En 1842, il se retira à Littlemore, et y vécut dans des conditions monacales avec un petit groupe de proches. Leur vie conjuguait une grande austérité physique, l'anxiété et les incertitudes quant à l'avenir. Newman demanda à ses disciples de rédiger des vies des saints anglais, tandis que lui-même achevait son Essai sur le développement de la doctrine chrétienne, où il cherchait à se réconcilier lui-même avec la doctrine et l'organisation de l'Église catholique. En février 1843, il publia anonymement dans l'Oxford Conservative Journal une rétractation officielle des critiques qu'il avait faites à l'encontre de l'Église romaine. En septembre, après le départ de l'un de ses compagnons, il prêcha son dernier sermon anglican à Littlemore, et démissionna de Saint-Mary.
La conversion
L'Oratoire
Deux années s'écoulèrent avant qu'il ne soit officiellement reçu dans l'Église catholique, le 9 octobre 1845, par Dominique Barberi, un passioniste italien, au Collège de Littlemore. En février 1846, il quitta Oxford pour Oscott, où résidait Nicholas Wiseman, vicaire apostolique pour le district central d'Angleterre. En octobre, il partit pour Rome, où il fut ordonné prêtre par le cardinal Fransoni, et où le pape Pie IX lui octroya le titre de Docteur en théologie. En 1847, il retourna en Angleterre en tant qu'oratorien, et demeura d'abord à Maryvale, près d'Oscott puis à St. Wilfrid College (Cheadle), à St Ann's (Birmingham), et enfin, à Edgbaston, où de grands locaux furent construits pour la communauté, et où il vécut pendant près de quarante ans. Une école tenue par les oratoriens était liée à l'établissement. Avant d'occuper les locaux d'Edgbaston, Newman avait établi l'Oratoire de Londres, dont le supérieur était le Père Faber. Il y avait donné une série de conférences sur la « situation présente des catholiques en Angleterre ». Lors de la cinquième de ces conférences, il protesta contre les déclarations anti-catholiques d'Achili, un ancien dominicain, qu'il accusa de nombreux actes immoraux.

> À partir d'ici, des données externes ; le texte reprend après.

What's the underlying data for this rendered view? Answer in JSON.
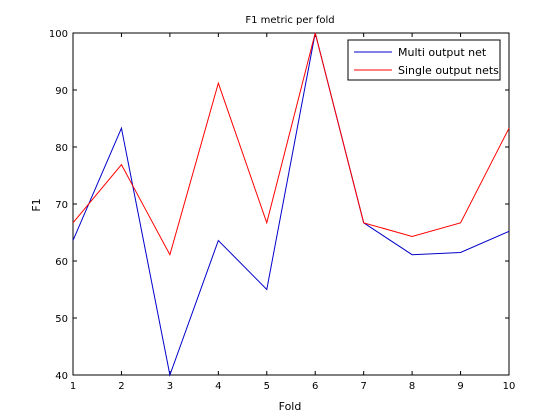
{
  "chart_data": {
    "type": "line",
    "title": "F1 metric per fold",
    "xlabel": "Fold",
    "ylabel": "F1",
    "xlim": [
      1,
      10
    ],
    "ylim": [
      40,
      100
    ],
    "x": [
      1,
      2,
      3,
      4,
      5,
      6,
      7,
      8,
      9,
      10
    ],
    "xticks": [
      "1",
      "2",
      "3",
      "4",
      "5",
      "6",
      "7",
      "8",
      "9",
      "10"
    ],
    "yticks": [
      "40",
      "50",
      "60",
      "70",
      "80",
      "90",
      "100"
    ],
    "grid": false,
    "legend_position": "top-right",
    "series": [
      {
        "name": "Multi output net",
        "color": "#0000cc",
        "values": [
          63.6,
          83.3,
          40.0,
          63.6,
          55.0,
          100.0,
          66.7,
          61.1,
          61.5,
          65.2
        ]
      },
      {
        "name": "Single output nets",
        "color": "#ff0000",
        "values": [
          66.7,
          76.9,
          61.1,
          91.2,
          66.7,
          100.0,
          66.7,
          64.3,
          66.7,
          83.3
        ]
      }
    ]
  }
}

A cette époque, le protestantisme populaire s'exprima vivement, contre le rétablissement récent de la hiérarchie catholique en Angleterre par Pie IX. Un procès fut intenté à Newman à propos de ses écrits : il fut déclaré coupable, et condamné à payer une amende de 100 livres, qui s'ajoutait à ses dépenses pour sa défense, qui s'élevaient à 14 000 livres. Cette somme fut réglée par une souscription publique, le surplus servant à l'achat de Rednall, une petite propriété située dans les collines de Lickey, avec une chapelle et un cimetière, où Newman devait être enterré. En 1854, sur la demande des évêques d'Irlande, Newman partit pour Dublin, où il fut recteur de la nouvelle université catholique d'Irlande, aujourd'hui University College. Mais l'organisation matérielle n'était pas le fort de Newman, et les évêques furent rapidement jaloux de son influence, aussi, après quatre années, il démissionna. Le meilleur de ses années à Dublin est une série de cours, publiée sous le nom de The Idea of a University, contenant certains de ses écrits les plus percutants.

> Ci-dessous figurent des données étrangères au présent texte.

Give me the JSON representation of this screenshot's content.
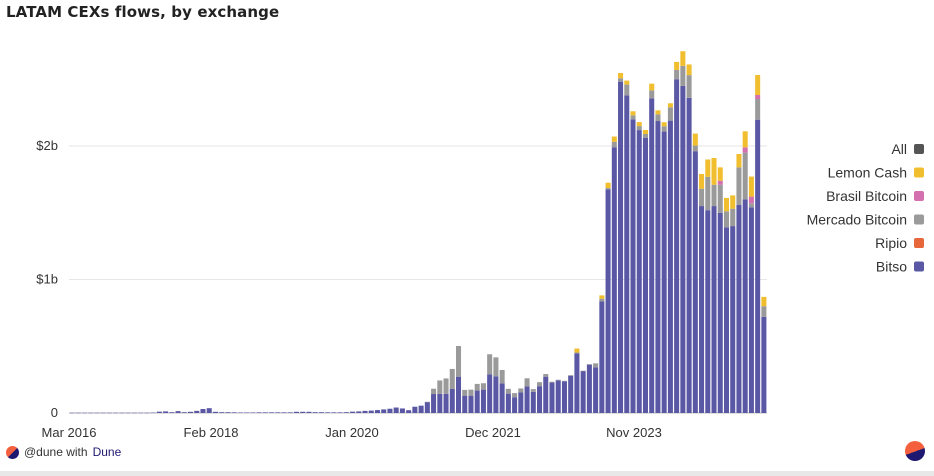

En 1858, il projeta d'établir une maison de l'Oratoire à Oxford, mais se heurta à l'opposition du cardinal Henry Edward Manning et de quelques autres, qui craignaient que ceci incite les catholiques anglais à envoyer leurs fils étudier à cette université, aussi le projet fut abandonné. Lorsque, dans les années 1860, des catholiques commencèrent à fréquenter Oxford, ils y créèrent un club. En 1888, il fut renommé « Oxford University Newman Society ». Finalement, l'Oratoire d'Oxford devait être fondé cent ans plus tard, en 1993.

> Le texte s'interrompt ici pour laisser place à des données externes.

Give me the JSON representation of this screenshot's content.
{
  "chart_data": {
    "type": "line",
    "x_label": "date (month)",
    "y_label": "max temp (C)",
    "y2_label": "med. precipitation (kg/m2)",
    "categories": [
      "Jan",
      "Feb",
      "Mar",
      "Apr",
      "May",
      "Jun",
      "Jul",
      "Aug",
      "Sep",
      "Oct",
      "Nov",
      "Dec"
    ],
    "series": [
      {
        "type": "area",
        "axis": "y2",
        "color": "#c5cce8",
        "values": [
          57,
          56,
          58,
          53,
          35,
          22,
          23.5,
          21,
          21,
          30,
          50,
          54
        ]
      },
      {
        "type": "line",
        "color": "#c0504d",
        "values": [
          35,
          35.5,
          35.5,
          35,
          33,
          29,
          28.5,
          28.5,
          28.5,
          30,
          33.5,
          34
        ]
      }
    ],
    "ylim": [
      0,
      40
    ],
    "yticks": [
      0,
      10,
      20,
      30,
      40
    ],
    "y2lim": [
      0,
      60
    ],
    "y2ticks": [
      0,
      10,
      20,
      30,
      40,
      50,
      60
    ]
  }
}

En 1859, il établit, en lien avec l'Oratoire de Birmingham, une école destinée aux fils de la bourgeoisie, sur des principes similaires à ceux des grandes « public schools » anglaises, et ne cessa d’y prendre un grand intérêt.
Newman s'intéressa aussi en particulier à l'éditeur Burns & Oates ; le propriétaire, James Burns, avait publié plusieurs auteurs du Mouvement d'Oxford, et Burns lui-même se convertit au catholicisme en 1847. Newman sauva l'éditeur, en lui faisant publier plusieurs de ses livres. On a même affirmé que le roman de Newman, Loss ans Gain, fut écrit pour aider Burns.
L'Apologia Pro Vita Sua
Depuis 1841, Newman était déconsidéré, du point de vue de la grande majorité des Anglais cultivés, et attendait l'occasion de justifier son parcours. En 1862, dans ce but, il commença à préparer son autobiographie. L'occasion se présenta en janvier 1864 : en effet, dans une recension de l'History of England de James Anthony Froude, parue dans le Macmillan Magazine, Charles Kingsley écrivit alors que « le Père Newman nous informe que pour son bien, la vérité n'est pas nécessaire, et, dans l'ensemble, ne doit pas être une vertu du clergé romain. »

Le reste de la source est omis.